The 60/40 portfolio, consisting of 60% stocks and 40% bonds, has been shown to outperform cash over the long term, according to UBS. As interest rates continue to fall, the returns on cash are diminishing, causing investors to reconsider staying on the sidelines. Historically, a 60/40 portfolio of U.S. large-cap securities and bonds has beaten cash around 80% of the time over a five-year period, making it a viable investment strategy, Mark Haefele, chief investment officer for global wealth management at UBS, noted. This balanced portfolio helps to lower volatility, especially when stocks and bonds move in opposite directions.
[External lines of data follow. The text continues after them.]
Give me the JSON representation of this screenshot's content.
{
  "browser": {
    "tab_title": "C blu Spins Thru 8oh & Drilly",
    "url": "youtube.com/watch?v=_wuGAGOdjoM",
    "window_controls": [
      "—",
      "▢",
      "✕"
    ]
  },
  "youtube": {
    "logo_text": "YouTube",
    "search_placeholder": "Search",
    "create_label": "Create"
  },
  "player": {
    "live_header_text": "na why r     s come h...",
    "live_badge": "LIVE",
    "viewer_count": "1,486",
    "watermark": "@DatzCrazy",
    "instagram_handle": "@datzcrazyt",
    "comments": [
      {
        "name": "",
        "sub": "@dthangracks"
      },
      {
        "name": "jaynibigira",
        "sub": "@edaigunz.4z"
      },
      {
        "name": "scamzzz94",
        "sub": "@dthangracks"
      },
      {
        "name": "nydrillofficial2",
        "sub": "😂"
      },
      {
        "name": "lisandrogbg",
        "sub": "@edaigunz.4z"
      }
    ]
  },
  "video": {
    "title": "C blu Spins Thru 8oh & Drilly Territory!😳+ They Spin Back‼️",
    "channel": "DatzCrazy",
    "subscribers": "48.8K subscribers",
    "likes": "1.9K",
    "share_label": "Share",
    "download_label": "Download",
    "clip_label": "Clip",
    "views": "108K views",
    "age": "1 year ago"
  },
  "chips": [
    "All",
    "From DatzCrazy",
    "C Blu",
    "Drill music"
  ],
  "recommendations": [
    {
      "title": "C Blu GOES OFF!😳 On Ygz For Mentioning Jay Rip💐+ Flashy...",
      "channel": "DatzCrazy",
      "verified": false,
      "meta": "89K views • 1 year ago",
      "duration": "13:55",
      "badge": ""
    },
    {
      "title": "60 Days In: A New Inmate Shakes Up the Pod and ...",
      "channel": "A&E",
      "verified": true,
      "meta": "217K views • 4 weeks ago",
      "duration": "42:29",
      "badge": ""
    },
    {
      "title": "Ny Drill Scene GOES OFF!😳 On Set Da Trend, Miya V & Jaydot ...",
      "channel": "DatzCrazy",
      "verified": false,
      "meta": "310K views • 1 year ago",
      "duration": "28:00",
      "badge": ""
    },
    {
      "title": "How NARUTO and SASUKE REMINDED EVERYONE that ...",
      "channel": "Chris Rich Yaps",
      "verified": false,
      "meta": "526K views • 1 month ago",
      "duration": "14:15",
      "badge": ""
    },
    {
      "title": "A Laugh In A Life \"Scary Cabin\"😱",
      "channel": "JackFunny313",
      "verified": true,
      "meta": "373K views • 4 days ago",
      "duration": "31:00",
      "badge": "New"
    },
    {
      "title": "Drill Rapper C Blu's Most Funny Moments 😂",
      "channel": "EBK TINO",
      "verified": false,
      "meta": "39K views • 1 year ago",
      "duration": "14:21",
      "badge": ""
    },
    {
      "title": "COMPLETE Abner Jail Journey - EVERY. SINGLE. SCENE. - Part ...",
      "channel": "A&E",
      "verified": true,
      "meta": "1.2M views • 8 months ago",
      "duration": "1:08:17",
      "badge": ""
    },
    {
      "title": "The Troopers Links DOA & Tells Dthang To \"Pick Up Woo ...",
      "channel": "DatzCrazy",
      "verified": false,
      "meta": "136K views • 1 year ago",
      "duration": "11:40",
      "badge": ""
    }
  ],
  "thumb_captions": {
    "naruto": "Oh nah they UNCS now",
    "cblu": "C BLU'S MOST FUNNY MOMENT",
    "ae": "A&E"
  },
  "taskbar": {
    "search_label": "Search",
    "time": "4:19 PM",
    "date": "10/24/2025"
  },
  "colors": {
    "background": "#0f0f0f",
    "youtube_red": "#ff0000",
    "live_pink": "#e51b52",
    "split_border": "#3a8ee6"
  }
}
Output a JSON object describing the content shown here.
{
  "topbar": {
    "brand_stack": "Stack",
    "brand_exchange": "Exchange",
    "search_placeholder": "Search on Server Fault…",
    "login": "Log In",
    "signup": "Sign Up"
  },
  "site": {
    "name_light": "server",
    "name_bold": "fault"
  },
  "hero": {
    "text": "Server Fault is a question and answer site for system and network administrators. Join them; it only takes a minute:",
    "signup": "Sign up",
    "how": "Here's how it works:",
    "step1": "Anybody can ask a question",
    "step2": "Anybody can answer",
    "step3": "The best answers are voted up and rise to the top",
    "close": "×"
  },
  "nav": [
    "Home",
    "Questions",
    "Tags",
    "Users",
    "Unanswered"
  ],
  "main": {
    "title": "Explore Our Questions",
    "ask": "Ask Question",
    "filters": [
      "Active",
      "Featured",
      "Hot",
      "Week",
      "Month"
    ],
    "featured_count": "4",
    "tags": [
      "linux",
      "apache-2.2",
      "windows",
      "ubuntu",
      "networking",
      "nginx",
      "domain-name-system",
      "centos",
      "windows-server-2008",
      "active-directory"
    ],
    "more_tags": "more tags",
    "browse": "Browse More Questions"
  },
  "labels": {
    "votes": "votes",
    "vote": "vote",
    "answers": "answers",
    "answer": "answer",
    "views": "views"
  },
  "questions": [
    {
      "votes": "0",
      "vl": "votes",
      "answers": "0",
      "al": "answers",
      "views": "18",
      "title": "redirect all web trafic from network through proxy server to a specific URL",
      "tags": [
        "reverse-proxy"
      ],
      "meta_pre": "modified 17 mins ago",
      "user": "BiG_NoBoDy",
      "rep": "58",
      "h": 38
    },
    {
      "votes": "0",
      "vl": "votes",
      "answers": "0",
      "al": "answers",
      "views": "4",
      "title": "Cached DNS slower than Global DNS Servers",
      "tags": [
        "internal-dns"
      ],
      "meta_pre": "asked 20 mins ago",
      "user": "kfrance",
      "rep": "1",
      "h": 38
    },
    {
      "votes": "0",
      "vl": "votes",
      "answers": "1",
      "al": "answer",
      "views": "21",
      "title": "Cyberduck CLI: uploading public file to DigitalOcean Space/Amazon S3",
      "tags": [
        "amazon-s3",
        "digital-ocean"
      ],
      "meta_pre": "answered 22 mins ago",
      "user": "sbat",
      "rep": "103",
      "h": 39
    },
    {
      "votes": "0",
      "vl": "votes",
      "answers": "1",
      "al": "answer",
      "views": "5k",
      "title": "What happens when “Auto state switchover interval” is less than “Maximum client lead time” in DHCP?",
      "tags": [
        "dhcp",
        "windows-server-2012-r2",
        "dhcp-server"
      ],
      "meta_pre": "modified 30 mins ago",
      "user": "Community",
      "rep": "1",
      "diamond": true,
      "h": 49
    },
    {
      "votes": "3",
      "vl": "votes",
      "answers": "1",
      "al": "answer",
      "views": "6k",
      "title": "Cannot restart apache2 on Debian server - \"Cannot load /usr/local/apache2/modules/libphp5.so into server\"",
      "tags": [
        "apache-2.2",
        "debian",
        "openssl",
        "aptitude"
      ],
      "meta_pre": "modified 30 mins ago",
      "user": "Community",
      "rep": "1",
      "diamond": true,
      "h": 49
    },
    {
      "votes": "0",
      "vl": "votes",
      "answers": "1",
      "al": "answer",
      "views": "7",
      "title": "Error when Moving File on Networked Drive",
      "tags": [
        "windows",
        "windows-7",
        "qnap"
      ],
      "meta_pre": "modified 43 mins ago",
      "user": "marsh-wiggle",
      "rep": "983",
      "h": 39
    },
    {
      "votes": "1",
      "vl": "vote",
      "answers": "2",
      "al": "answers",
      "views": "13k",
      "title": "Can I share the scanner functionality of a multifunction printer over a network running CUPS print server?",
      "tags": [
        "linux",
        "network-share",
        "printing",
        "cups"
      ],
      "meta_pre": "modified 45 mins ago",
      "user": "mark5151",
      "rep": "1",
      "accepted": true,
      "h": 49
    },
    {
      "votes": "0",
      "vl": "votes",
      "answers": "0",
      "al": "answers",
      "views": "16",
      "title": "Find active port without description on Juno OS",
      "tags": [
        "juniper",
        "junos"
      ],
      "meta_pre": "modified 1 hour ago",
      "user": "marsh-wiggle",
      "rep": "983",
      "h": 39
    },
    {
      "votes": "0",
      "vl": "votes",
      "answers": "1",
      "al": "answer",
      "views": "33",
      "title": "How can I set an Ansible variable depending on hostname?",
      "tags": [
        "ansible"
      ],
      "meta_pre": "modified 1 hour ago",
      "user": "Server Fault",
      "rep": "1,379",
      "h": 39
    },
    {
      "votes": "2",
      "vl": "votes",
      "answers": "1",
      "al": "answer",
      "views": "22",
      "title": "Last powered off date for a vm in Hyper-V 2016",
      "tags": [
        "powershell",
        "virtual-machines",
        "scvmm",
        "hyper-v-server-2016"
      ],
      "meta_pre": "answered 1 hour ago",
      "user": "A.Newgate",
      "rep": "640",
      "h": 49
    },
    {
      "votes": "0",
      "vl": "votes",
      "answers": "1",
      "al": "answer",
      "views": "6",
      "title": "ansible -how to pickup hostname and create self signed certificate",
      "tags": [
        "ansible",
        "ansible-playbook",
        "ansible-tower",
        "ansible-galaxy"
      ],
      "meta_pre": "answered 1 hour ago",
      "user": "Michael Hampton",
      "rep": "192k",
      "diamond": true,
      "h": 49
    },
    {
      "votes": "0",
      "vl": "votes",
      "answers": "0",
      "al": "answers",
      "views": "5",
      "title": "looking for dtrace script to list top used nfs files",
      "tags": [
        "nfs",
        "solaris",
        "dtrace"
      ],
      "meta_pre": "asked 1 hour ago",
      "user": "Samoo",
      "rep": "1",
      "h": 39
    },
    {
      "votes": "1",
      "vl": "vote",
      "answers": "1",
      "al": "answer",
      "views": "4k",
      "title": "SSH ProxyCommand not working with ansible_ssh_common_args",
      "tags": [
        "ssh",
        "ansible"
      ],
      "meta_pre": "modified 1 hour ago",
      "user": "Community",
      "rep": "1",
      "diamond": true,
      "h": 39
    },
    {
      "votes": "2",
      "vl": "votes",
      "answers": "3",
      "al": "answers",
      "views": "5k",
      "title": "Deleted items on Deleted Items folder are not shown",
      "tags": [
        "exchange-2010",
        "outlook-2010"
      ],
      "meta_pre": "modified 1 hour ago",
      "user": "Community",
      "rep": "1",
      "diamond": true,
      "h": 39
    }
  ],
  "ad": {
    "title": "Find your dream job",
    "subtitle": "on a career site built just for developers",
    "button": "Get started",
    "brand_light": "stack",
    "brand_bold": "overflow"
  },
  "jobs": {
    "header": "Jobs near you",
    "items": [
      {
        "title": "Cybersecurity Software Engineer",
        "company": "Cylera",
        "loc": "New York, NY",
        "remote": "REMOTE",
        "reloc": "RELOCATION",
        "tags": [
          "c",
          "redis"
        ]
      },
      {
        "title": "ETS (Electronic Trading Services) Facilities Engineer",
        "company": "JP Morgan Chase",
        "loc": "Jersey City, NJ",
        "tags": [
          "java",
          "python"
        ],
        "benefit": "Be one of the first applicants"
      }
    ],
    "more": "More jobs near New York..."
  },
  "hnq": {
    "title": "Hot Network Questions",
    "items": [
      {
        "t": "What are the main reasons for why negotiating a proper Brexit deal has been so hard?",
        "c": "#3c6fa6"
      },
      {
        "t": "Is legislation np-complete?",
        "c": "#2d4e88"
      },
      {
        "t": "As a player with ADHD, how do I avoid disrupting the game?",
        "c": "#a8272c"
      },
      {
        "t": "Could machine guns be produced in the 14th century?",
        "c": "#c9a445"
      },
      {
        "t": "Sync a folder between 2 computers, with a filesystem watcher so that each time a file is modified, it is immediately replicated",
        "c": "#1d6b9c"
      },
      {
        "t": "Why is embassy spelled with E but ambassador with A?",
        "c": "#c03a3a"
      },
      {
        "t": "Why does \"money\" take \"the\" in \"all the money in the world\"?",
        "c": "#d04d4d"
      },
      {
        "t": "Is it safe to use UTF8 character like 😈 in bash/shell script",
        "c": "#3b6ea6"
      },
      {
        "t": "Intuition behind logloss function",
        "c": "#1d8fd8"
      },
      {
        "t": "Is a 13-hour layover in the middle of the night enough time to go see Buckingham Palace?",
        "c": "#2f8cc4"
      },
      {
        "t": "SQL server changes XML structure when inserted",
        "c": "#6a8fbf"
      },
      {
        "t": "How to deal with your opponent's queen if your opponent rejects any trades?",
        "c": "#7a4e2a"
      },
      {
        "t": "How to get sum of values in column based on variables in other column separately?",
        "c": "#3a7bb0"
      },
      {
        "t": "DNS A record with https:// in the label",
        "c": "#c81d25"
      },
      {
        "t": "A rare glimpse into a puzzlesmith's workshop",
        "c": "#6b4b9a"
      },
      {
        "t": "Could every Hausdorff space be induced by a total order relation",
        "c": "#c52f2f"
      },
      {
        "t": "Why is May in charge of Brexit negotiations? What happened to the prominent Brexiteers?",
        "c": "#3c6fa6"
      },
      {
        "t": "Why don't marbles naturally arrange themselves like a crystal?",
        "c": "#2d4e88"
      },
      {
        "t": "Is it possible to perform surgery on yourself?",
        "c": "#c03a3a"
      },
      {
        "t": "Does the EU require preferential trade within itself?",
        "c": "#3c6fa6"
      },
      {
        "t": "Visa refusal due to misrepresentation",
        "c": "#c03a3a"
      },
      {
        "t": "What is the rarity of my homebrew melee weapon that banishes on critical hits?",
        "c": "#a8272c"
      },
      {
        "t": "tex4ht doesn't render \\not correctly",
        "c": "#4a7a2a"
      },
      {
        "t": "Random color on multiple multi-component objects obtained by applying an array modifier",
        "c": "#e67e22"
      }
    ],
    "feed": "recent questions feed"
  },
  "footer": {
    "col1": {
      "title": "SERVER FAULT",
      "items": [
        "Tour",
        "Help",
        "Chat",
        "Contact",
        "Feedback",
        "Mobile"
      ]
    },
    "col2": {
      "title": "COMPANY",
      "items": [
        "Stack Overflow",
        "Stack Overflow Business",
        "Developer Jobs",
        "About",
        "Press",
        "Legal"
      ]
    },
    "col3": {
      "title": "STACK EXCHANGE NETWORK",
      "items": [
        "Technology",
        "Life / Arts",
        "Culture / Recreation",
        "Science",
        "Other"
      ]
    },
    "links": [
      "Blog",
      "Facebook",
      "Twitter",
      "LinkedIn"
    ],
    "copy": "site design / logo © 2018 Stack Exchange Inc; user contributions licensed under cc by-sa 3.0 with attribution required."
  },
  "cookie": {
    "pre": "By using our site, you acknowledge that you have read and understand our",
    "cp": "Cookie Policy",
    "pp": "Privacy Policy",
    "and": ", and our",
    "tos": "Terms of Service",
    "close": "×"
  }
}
Despite a tough market year in 2022, the 60/40 strategy showed resilience and bounced back in 2023. Leslie Falconio, head of taxable fixed-income strategy at UBS, explained that while the stock/bond correlation may have been dormant during market slumps, it is not dead and is expected to come back into play over the long term. UBS anticipates the Federal Reserve to cut interest rates, which will impact the yield curve and drive interest back into assets for capital preservation and liquidity rather than for high yields.

Moving forward, Falconio suggests the construction of a 60/40 portfolio may look different with the increasing popularity of alternative assets like private credit, which offer diversification and lower volatility. UBS advises maintaining strategic and diversified exposure throughout fixed income, particularly favoring high-quality bond segments. With compressed spreads in the market, Falconio emphasizes the importance of picking the right investments for relative value, such as investment-grade corporate bonds and Treasury inflation-protected securities.

Overall, UBS remains confident in the long-term success of the 60/40 portfolio, as it continues to be a reliable investment strategy during volatile market conditions. While cash may currently be attractive due to higher yields, UBS expects cash to revert to being used primarily for capital preservation and liquidity. In the end, a balanced portfolio with a mix of stocks, bonds, and alternative assets can help investors achieve their financial goals while navigating market uncertainties.